Bolitho unterbrach sein Auf- und Abgehen. Er starrte auf das sich ständig erweiternde Panorama der grünen Küste vor dem Bug. Sie wurde immer breiter, immer lebensvoller. Dort — es sah fast aus, als balanciere er auf dem Bugspriet — stand der Leuchtturm von St. Anthony, normalerweise der erste Gruß der Heimat an den heimkehrenden Seemann. Etwas nach Backbord hockte der graue Steinklotz von Pendennis Castle bedrohlich auf der Landzunge. Seine grauen Mauern trotzten der Sonne und ihrer Wärme; seit Jahrhunderten bewachte die Festung die Hafeneinfahrt und die Straße ins Landesinnere.

Bolitho leckte sich die Lippen. Sie waren trocken, und das nicht nur von der Salzluft.

«Kurs auf die Reede, Mr. Partridge! Ich gehe inzwischen zum Ad-miral.»

Partridge starrte ihn an und faßte dann an seinen zerbeulten Hut.»Aye, aye, Sir.»

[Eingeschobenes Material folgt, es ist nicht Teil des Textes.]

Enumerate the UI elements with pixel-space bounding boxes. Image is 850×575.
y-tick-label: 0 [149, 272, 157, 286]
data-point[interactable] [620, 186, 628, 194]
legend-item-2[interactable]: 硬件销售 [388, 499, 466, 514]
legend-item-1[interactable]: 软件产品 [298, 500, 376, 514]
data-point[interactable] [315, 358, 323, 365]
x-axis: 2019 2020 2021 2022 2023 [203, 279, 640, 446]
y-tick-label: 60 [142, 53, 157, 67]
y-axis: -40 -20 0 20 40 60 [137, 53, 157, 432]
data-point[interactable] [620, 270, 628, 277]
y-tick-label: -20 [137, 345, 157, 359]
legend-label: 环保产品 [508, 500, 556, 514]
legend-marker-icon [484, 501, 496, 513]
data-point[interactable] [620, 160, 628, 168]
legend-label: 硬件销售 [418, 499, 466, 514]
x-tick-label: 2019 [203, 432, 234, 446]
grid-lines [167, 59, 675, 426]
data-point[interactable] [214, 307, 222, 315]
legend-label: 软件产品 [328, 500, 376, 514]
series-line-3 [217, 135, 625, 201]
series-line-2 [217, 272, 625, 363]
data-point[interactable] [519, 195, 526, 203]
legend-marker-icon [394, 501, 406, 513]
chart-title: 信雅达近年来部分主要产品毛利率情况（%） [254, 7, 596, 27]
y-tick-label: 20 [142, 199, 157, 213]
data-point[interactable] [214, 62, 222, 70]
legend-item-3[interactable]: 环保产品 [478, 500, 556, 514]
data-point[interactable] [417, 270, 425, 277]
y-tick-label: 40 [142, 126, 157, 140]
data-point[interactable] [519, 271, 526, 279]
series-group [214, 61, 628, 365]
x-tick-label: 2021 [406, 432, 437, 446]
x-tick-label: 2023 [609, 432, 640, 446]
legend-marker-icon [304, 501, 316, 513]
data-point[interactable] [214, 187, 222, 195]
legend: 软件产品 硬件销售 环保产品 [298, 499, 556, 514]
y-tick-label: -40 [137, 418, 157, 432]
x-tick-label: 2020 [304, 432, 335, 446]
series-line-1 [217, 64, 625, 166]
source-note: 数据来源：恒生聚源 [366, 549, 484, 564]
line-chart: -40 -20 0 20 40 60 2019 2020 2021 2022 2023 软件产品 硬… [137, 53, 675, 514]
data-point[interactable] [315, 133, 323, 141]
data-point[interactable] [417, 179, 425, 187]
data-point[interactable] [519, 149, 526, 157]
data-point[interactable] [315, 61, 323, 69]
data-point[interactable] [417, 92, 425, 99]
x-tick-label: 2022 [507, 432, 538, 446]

Unter der Kampanje war es kühl und dunkel nach der blendenden Helligkeit auf dem Hüttendeck; und als Bolitho zum Niedergang schritt, der zur Wohnkajüte des Admirals führte, grübelte er immer noch darüber nach, was die Zukunft ihm und seinem Schiff wohl bringen würde. Während er leichtfüßig den Niedergang hinabeilte, wurde ihm plötzlich wieder einmal klar, mit was für gemischten Gefühlen er damals das Kommando über die Euryalus übernommen hatte. Es war durchaus nichts Ungewöhnliches, Prisenschiffe in die Flotte zu übernehmen und gegen ihre früheren Herren einzusetzen, und meistens ließ man ihnen auch den alten Namen. Viele Matrosen glaubten, den Schiffsnamen zu wechseln, bringe Unglück; aber was Seeleute so daherredeten, beruhte meist nur auf alten Überlieferungen und nicht auf Tatsachen.